Freundlich lächelnd verabschiedete er sich und ging hinaus in den Korridor.
Seine Runde begann er für gewöhnlich im obersten Stockwerk, um Slytherins zu suchen, die es versäumt hatten in ihre Schlafgemächer zurückzukehren. Die Nachtruhe war zu beachten und ihm, als Vertrauensschüler, oblag es dafür zu sorgen, dass sie eingehalten wurde.
Bedächtig schlenderte er durch den Korridor im siebten Stockwerk und schaute nach Mitschülern. Wie üblich traf er keinen an.

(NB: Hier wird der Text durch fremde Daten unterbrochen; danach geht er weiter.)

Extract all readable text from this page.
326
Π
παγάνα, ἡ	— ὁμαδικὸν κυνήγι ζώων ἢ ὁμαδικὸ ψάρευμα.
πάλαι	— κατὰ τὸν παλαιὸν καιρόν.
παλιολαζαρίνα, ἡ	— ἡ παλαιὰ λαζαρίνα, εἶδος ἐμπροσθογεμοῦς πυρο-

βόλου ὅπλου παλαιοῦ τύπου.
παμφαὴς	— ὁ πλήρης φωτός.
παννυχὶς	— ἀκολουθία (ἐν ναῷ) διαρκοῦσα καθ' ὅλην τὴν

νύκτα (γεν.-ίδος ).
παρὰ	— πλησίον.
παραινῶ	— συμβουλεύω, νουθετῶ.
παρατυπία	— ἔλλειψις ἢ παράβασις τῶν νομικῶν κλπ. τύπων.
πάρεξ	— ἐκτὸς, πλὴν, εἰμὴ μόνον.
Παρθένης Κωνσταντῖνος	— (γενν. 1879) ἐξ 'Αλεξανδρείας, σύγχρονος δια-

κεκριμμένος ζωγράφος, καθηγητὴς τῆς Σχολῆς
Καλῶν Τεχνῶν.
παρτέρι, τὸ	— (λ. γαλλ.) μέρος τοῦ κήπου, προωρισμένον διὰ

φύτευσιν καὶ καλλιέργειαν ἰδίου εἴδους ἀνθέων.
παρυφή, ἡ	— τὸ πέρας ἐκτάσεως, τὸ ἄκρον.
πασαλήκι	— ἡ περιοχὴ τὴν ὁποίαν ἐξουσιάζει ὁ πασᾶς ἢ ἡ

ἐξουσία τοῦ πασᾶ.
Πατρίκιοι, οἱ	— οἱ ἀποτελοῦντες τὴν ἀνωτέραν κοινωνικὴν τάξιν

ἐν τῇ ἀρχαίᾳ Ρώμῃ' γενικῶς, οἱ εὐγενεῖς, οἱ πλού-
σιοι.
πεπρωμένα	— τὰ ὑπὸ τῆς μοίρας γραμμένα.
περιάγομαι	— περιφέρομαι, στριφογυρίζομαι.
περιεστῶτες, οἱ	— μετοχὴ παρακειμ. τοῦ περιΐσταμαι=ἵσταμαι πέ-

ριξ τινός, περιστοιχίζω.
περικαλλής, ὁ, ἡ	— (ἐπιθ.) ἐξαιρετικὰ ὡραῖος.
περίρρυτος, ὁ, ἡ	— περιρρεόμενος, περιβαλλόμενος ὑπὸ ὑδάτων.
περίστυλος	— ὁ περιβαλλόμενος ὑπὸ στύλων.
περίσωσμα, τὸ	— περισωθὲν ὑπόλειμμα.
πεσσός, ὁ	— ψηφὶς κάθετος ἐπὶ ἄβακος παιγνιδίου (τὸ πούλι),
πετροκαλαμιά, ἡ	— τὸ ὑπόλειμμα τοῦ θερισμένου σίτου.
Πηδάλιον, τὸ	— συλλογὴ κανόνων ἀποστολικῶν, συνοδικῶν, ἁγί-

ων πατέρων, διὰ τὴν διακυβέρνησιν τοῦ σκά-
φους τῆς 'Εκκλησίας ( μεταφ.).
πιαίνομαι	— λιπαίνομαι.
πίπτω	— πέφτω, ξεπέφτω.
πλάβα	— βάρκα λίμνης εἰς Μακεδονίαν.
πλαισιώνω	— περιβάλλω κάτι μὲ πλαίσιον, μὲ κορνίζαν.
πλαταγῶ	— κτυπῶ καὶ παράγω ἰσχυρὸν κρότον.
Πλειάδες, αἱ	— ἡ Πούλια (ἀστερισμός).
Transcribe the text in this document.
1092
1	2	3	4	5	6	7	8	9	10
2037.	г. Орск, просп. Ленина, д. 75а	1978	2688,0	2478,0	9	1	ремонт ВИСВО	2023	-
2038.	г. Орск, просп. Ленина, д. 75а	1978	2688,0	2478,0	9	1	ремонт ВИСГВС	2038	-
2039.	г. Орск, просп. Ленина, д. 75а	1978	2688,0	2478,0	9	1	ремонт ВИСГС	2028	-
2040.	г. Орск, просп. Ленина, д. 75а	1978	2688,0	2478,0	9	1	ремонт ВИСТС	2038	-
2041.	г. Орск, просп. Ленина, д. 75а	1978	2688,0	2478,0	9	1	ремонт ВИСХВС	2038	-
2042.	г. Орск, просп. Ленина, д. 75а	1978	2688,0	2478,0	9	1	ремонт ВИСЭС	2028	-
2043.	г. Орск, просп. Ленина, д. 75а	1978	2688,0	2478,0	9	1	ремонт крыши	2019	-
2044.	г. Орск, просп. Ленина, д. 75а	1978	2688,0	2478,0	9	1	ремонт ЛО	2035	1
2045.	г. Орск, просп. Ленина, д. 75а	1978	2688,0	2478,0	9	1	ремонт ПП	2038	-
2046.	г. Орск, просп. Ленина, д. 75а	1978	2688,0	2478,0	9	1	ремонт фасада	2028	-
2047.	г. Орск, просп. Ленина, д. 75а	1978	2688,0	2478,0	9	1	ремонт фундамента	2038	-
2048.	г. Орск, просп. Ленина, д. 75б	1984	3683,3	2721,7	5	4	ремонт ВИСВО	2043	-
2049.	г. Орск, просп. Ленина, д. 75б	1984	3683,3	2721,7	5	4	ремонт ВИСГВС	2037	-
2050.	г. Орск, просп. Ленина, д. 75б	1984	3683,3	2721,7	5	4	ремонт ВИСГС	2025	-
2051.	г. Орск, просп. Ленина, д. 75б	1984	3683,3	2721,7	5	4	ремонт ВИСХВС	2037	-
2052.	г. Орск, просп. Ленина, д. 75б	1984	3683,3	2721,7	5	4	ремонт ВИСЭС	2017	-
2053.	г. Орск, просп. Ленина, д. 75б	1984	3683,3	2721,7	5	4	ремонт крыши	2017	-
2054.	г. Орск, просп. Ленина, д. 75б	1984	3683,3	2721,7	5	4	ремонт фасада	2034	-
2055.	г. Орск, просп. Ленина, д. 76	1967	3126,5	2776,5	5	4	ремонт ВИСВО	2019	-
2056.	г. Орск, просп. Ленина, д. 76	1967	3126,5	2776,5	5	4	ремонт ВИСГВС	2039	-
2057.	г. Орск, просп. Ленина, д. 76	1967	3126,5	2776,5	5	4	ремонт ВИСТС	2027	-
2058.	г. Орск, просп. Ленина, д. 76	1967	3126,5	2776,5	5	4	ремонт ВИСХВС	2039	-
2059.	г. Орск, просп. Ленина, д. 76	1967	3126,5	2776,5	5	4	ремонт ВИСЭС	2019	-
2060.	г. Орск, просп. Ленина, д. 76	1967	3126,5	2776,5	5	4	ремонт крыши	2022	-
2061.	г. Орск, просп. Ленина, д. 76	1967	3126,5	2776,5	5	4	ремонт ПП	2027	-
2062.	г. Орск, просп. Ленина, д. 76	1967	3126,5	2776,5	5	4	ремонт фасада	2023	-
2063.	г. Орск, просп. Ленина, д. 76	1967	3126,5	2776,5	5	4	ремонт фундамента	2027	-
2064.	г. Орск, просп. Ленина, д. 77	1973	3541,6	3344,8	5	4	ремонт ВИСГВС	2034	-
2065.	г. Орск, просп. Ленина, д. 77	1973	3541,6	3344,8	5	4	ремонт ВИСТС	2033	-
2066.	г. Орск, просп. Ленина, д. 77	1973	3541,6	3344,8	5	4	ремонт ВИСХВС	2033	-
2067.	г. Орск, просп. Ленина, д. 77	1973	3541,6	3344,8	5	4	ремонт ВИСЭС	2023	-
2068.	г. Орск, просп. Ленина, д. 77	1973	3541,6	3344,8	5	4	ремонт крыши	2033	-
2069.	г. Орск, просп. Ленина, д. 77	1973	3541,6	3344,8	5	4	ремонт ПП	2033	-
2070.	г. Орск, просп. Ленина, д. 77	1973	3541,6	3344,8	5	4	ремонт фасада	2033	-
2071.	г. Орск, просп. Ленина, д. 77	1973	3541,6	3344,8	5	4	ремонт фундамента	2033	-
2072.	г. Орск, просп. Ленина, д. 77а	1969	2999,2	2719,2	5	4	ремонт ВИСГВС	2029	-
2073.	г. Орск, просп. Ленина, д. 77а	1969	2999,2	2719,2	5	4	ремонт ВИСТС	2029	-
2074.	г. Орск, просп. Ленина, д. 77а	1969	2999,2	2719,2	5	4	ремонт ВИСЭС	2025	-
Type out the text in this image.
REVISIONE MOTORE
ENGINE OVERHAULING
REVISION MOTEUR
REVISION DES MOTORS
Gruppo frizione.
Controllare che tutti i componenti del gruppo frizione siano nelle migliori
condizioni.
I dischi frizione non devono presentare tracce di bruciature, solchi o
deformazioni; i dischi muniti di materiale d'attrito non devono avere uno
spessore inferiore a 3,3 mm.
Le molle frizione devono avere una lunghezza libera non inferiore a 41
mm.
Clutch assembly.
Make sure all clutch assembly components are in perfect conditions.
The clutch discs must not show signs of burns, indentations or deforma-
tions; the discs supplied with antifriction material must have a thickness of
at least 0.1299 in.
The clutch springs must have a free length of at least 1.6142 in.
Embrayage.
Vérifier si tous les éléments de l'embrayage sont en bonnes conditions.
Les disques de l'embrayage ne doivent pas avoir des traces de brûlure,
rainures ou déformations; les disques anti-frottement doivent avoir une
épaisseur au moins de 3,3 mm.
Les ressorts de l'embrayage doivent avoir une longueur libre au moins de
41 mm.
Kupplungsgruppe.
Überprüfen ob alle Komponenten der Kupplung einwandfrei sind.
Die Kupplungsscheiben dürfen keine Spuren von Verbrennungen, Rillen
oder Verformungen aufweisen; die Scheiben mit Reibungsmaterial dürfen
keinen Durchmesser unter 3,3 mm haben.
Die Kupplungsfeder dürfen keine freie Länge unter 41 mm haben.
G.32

Er arbeite sich langsam, Treppe für Treppe hinab und ließ die bekannten Abkürzungen auch nicht außer acht, bis er schließlich wieder vor dem Badezimmer im zweiten Stockwerk ankam. Er hielt inne, sah sich nach allen Seiten um und öffnete dann leise die Tür.
Kein Laut war zu hören. Er bückte sich, um unter den Türen hindurchzusehen, um sich zu vergewissern, dass er wirklich allein war. Er bemerkte keine Füße und trat vor das Waschbecken mit der Schlange am Wasserhahn, der nie funktionierte. Warum war das eigentlich noch nie jemandem aufgefallen, wunderte er sich kurz.
Im angelaufen Spiegel sah er sich zufrieden lächeln und das verräterische rote Aufblitzen seiner Augen, welches ihn in emotionalen Augenblicken überfiel.
„Öffne Dich“ befahl er erneut dem Wasserhahn und die Becken glitten auseinander.
Ohne zu zögern stieg er in die Kammer des Schreckens hinab. Diesmal mit weniger Angst und Neugierde, da er wusste, was ihn erwartete. Hinter sich spürte er, wie sich das Tor wieder schloss und, nun in völlige Dunkelheit getaucht, erleuchtete er die Spitze seines Zauberstabs.
In der steinernen Halle angekommen, entdeckte er keine Spur vom Basilisken.
„Ich rufe Dich, Basilisk! Dein Meister kehrt zurück.“
Die auf Parsel gesprochenen Worte klangen wie Musik in seinen Ohren. Er würde ein Meister sein, ein Meister schwarzer Magie. Der Meister. Der Größte. Der, den alle fürchten werden!
Es dauerte nicht lange, bis ein Grollen durch die Halle ging und die riesige, tödliche Schlange ankündigte.
„Guten Abend, Meisssssster. Ich habe Euch erwartet.“, hörte er sie schon, bevor er sie sah. Sie schlüpfte hinter Tom aus einem der Seitentunnel und baute sich rings um ihn herum auf. Die Augen hatte sie geschlossen und den Kopf hielt sie in demütiger Haltung gesenkt. Trotz der Tatsache, dass sie Tom mit Leichtigkeit hätte zerquetschen können, war sie seine Dienerin.
„Wo kommst Du her?“, fragte Tom neugierig.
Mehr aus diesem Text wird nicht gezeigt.